We also know that exercising in the day can improve sleep quality, however if you’re having difficulty sleeping and considering hitting the gym a couple times a week to help catch some Zs, just keep in mind that you need to make exercise a more frequent activity for a prolonged period before you begin to see tangible results.

9. Sex will make you sleepy
This is thought to be due to the production of oxytocin, a hormone that will counteract the stress hormone cortisol, allowing you to feel more relaxed and transition nicely into sleep.

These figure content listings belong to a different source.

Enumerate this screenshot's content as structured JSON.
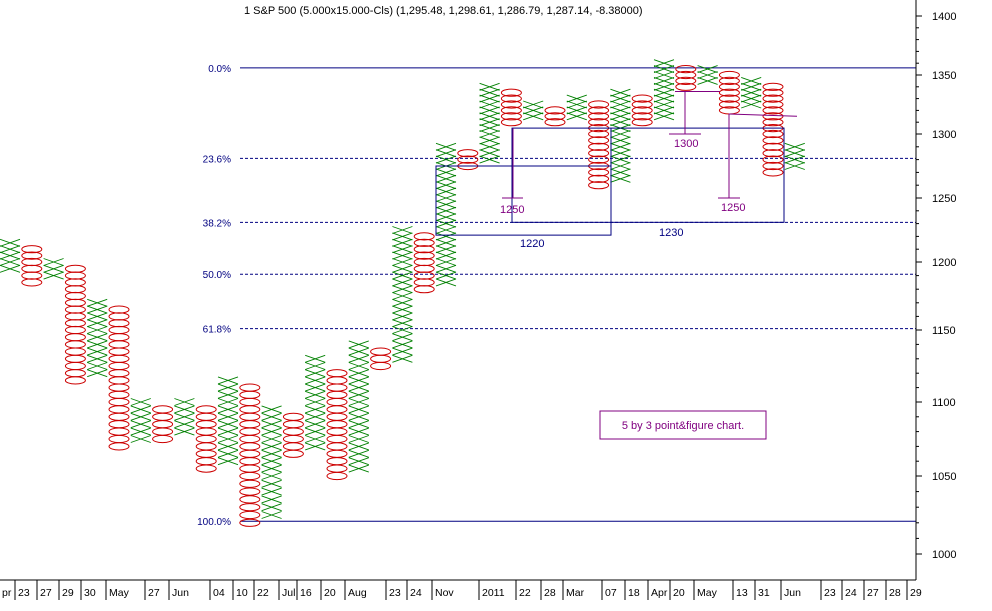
{
  "chart_data": {
    "type": "point-and-figure",
    "title": "1 S&P 500 (5.000x15.000-Cls) (1,295.48, 1,298.61, 1,286.79, 1,287.14, -8.38000)",
    "box_size": 5,
    "reversal": 3,
    "y_axis": {
      "position": "right",
      "ticks": [
        "1400",
        "1350",
        "1300",
        "1250",
        "1200",
        "1150",
        "1100",
        "1050",
        "1000"
      ]
    },
    "x_axis": {
      "tick_labels": [
        "pr",
        "23",
        "27",
        "29",
        "30",
        "May",
        "27",
        "Jun",
        "04",
        "10",
        "22",
        "Jul",
        "16",
        "20",
        "Aug",
        "23",
        "24",
        "Nov",
        "2011",
        "22",
        "28",
        "Mar",
        "07",
        "18",
        "Apr",
        "20",
        "May",
        "13",
        "31",
        "Jun",
        "23",
        "24",
        "27",
        "28",
        "29"
      ]
    },
    "fibonacci": {
      "levels": [
        {
          "label": "0.0%",
          "price": 1356,
          "style": "solid"
        },
        {
          "label": "23.6%",
          "price": 1281,
          "style": "dashed"
        },
        {
          "label": "38.2%",
          "price": 1231,
          "style": "dashed"
        },
        {
          "label": "50.0%",
          "price": 1191,
          "style": "dashed"
        },
        {
          "label": "61.8%",
          "price": 1151,
          "style": "dashed"
        },
        {
          "label": "100.0%",
          "price": 1021,
          "style": "solid"
        }
      ]
    },
    "columns": [
      {
        "type": "X",
        "low": 1195,
        "high": 1215
      },
      {
        "type": "O",
        "low": 1185,
        "high": 1210
      },
      {
        "type": "X",
        "low": 1190,
        "high": 1200
      },
      {
        "type": "O",
        "low": 1115,
        "high": 1195
      },
      {
        "type": "X",
        "low": 1120,
        "high": 1170
      },
      {
        "type": "O",
        "low": 1070,
        "high": 1165
      },
      {
        "type": "X",
        "low": 1075,
        "high": 1100
      },
      {
        "type": "O",
        "low": 1075,
        "high": 1095
      },
      {
        "type": "X",
        "low": 1080,
        "high": 1100
      },
      {
        "type": "O",
        "low": 1055,
        "high": 1095
      },
      {
        "type": "X",
        "low": 1060,
        "high": 1115
      },
      {
        "type": "O",
        "low": 1020,
        "high": 1110
      },
      {
        "type": "X",
        "low": 1025,
        "high": 1095
      },
      {
        "type": "O",
        "low": 1065,
        "high": 1090
      },
      {
        "type": "X",
        "low": 1070,
        "high": 1130
      },
      {
        "type": "O",
        "low": 1050,
        "high": 1120
      },
      {
        "type": "X",
        "low": 1055,
        "high": 1140
      },
      {
        "type": "O",
        "low": 1125,
        "high": 1135
      },
      {
        "type": "X",
        "low": 1130,
        "high": 1225
      },
      {
        "type": "O",
        "low": 1180,
        "high": 1220
      },
      {
        "type": "X",
        "low": 1185,
        "high": 1290
      },
      {
        "type": "O",
        "low": 1275,
        "high": 1285
      },
      {
        "type": "X",
        "low": 1280,
        "high": 1340
      },
      {
        "type": "O",
        "low": 1310,
        "high": 1335
      },
      {
        "type": "X",
        "low": 1315,
        "high": 1325
      },
      {
        "type": "O",
        "low": 1310,
        "high": 1320
      },
      {
        "type": "X",
        "low": 1315,
        "high": 1330
      },
      {
        "type": "O",
        "low": 1260,
        "high": 1325
      },
      {
        "type": "X",
        "low": 1265,
        "high": 1335
      },
      {
        "type": "O",
        "low": 1310,
        "high": 1330
      },
      {
        "type": "X",
        "low": 1315,
        "high": 1360
      },
      {
        "type": "O",
        "low": 1340,
        "high": 1355
      },
      {
        "type": "X",
        "low": 1345,
        "high": 1355
      },
      {
        "type": "O",
        "low": 1320,
        "high": 1350
      },
      {
        "type": "X",
        "low": 1325,
        "high": 1345
      },
      {
        "type": "O",
        "low": 1270,
        "high": 1340
      },
      {
        "type": "X",
        "low": 1275,
        "high": 1290
      }
    ],
    "annotations": {
      "text_box": "5 by 3 point&figure chart.",
      "labels": [
        {
          "text": "1250",
          "color": "#800080"
        },
        {
          "text": "1220",
          "color": "#000080"
        },
        {
          "text": "1300",
          "color": "#800080"
        },
        {
          "text": "1250",
          "color": "#800080"
        },
        {
          "text": "1230",
          "color": "#000080"
        }
      ]
    },
    "colors": {
      "x_marks": "#008000",
      "o_marks": "#cc0000",
      "fib_lines": "#000080",
      "annotation": "#800080"
    }
  }
}
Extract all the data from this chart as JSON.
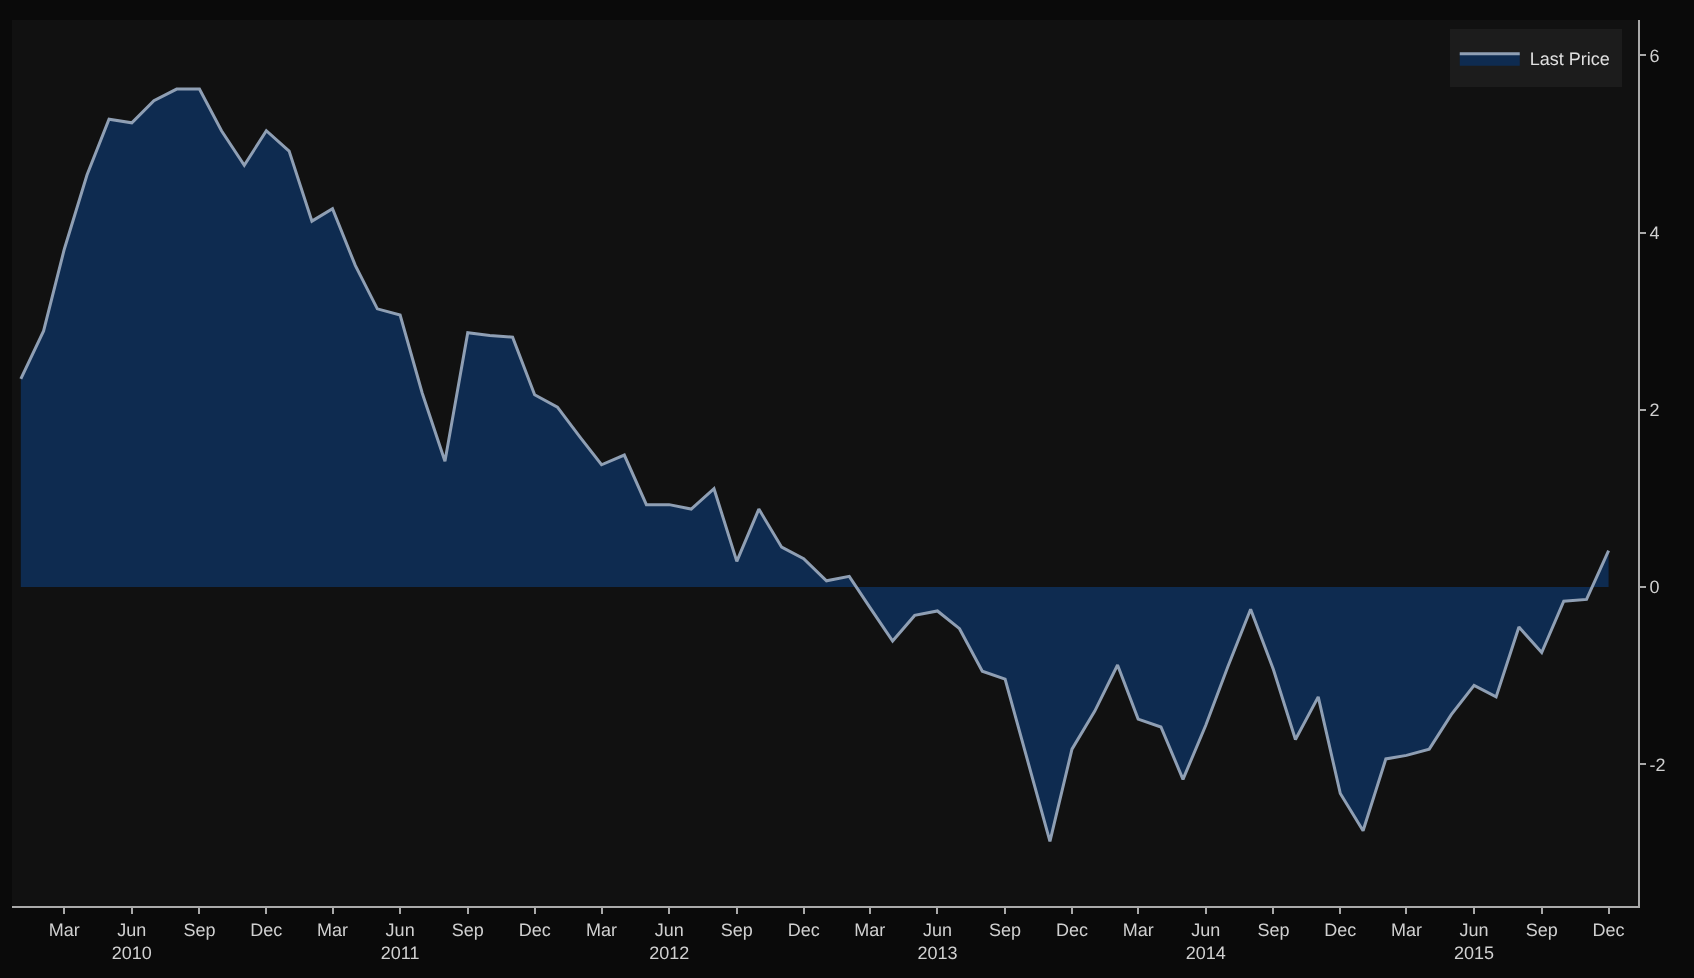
{
  "chart_data": {
    "type": "area",
    "legend": "top right",
    "x": [
      "2010-01",
      "2010-02",
      "2010-03",
      "2010-04",
      "2010-05",
      "2010-06",
      "2010-07",
      "2010-08",
      "2010-09",
      "2010-10",
      "2010-11",
      "2010-12",
      "2011-01",
      "2011-02",
      "2011-03",
      "2011-04",
      "2011-05",
      "2011-06",
      "2011-07",
      "2011-08",
      "2011-09",
      "2011-10",
      "2011-11",
      "2011-12",
      "2012-01",
      "2012-02",
      "2012-03",
      "2012-04",
      "2012-05",
      "2012-06",
      "2012-07",
      "2012-08",
      "2012-09",
      "2012-10",
      "2012-11",
      "2012-12",
      "2013-01",
      "2013-02",
      "2013-03",
      "2013-04",
      "2013-05",
      "2013-06",
      "2013-07",
      "2013-08",
      "2013-09",
      "2013-10",
      "2013-11",
      "2013-12",
      "2014-01",
      "2014-02",
      "2014-03",
      "2014-04",
      "2014-05",
      "2014-06",
      "2014-07",
      "2014-08",
      "2014-09",
      "2014-10",
      "2014-11",
      "2014-12",
      "2015-01",
      "2015-02",
      "2015-03",
      "2015-04",
      "2015-05",
      "2015-06",
      "2015-07",
      "2015-08",
      "2015-09",
      "2015-10",
      "2015-11",
      "2015-12"
    ],
    "series": [
      {
        "name": "Last Price",
        "color": "#0e2b50",
        "values": [
          2.35,
          2.89,
          3.81,
          4.65,
          5.28,
          5.24,
          5.49,
          5.62,
          5.62,
          5.15,
          4.76,
          5.15,
          4.92,
          4.13,
          4.27,
          3.63,
          3.14,
          3.07,
          2.19,
          1.42,
          2.87,
          2.84,
          2.82,
          2.17,
          2.03,
          1.69,
          1.38,
          1.49,
          0.93,
          0.93,
          0.88,
          1.11,
          0.29,
          0.88,
          0.45,
          0.32,
          0.07,
          0.12,
          -0.23,
          -0.61,
          -0.32,
          -0.27,
          -0.47,
          -0.95,
          -1.04,
          -1.94,
          -2.87,
          -1.83,
          -1.4,
          -0.88,
          -1.49,
          -1.58,
          -2.17,
          -1.56,
          -0.9,
          -0.25,
          -0.93,
          -1.72,
          -1.24,
          -2.33,
          -2.75,
          -1.94,
          -1.9,
          -1.83,
          -1.44,
          -1.11,
          -1.24,
          -0.45,
          -0.74,
          -0.16,
          -0.14,
          0.41
        ]
      }
    ],
    "xlim": [
      "2009-12-20",
      "2016-01-10"
    ],
    "xticks": [
      {
        "value": "2010-03",
        "label": "Mar"
      },
      {
        "value": "2010-06",
        "label": "Jun\n2010"
      },
      {
        "value": "2010-09",
        "label": "Sep"
      },
      {
        "value": "2010-12",
        "label": "Dec"
      },
      {
        "value": "2011-03",
        "label": "Mar"
      },
      {
        "value": "2011-06",
        "label": "Jun\n2011"
      },
      {
        "value": "2011-09",
        "label": "Sep"
      },
      {
        "value": "2011-12",
        "label": "Dec"
      },
      {
        "value": "2012-03",
        "label": "Mar"
      },
      {
        "value": "2012-06",
        "label": "Jun\n2012"
      },
      {
        "value": "2012-09",
        "label": "Sep"
      },
      {
        "value": "2012-12",
        "label": "Dec"
      },
      {
        "value": "2013-03",
        "label": "Mar"
      },
      {
        "value": "2013-06",
        "label": "Jun\n2013"
      },
      {
        "value": "2013-09",
        "label": "Sep"
      },
      {
        "value": "2013-12",
        "label": "Dec"
      },
      {
        "value": "2014-03",
        "label": "Mar"
      },
      {
        "value": "2014-06",
        "label": "Jun\n2014"
      },
      {
        "value": "2014-09",
        "label": "Sep"
      },
      {
        "value": "2014-12",
        "label": "Dec"
      },
      {
        "value": "2015-03",
        "label": "Mar"
      },
      {
        "value": "2015-06",
        "label": "Jun\n2015"
      },
      {
        "value": "2015-09",
        "label": "Sep"
      },
      {
        "value": "2015-12",
        "label": "Dec"
      }
    ],
    "ylim": [
      -3.6,
      6.4
    ],
    "yticks": [
      -2,
      0,
      2,
      4,
      6
    ]
  }
}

According to nhs.uk: “Unlike most vigorous physical activity, sex makes us sleepy. This has evolved in humans over thousands of years.”

10. Optimise your diet
In general, avoiding eating heavy meals before bed and reducing caffeine intake (ensuring none is consumed for at least 6 hours before bed) is likely to help.
We also know that whilst alcohol is likely to send you off to sleep, it is also likely to result in poor quality sleep, waking you up several times through the night.

What experts say:

“The most important myth of sleep is the 8-hour rule,” said Nick Littlehales a sport sleep coach that recently partnered with Braun UK. to help people lower their blood pressure.

“If you tap it in your browser you’ll realise that when that lightbulb was invented, we always slept in a polyphasic way. This means to sleep in shorter periods more often. People worry about sleep and try to do it all at night for 8 hours or more, which is really difficult,” he added.

“In sport we use a polyphasic approach where you sleep in shorter periods more often, by using naps at midday and early evening. We should aim to change our perspective of sleep and view it as recovery in 24 hours, instead of recovery eight hours at night.”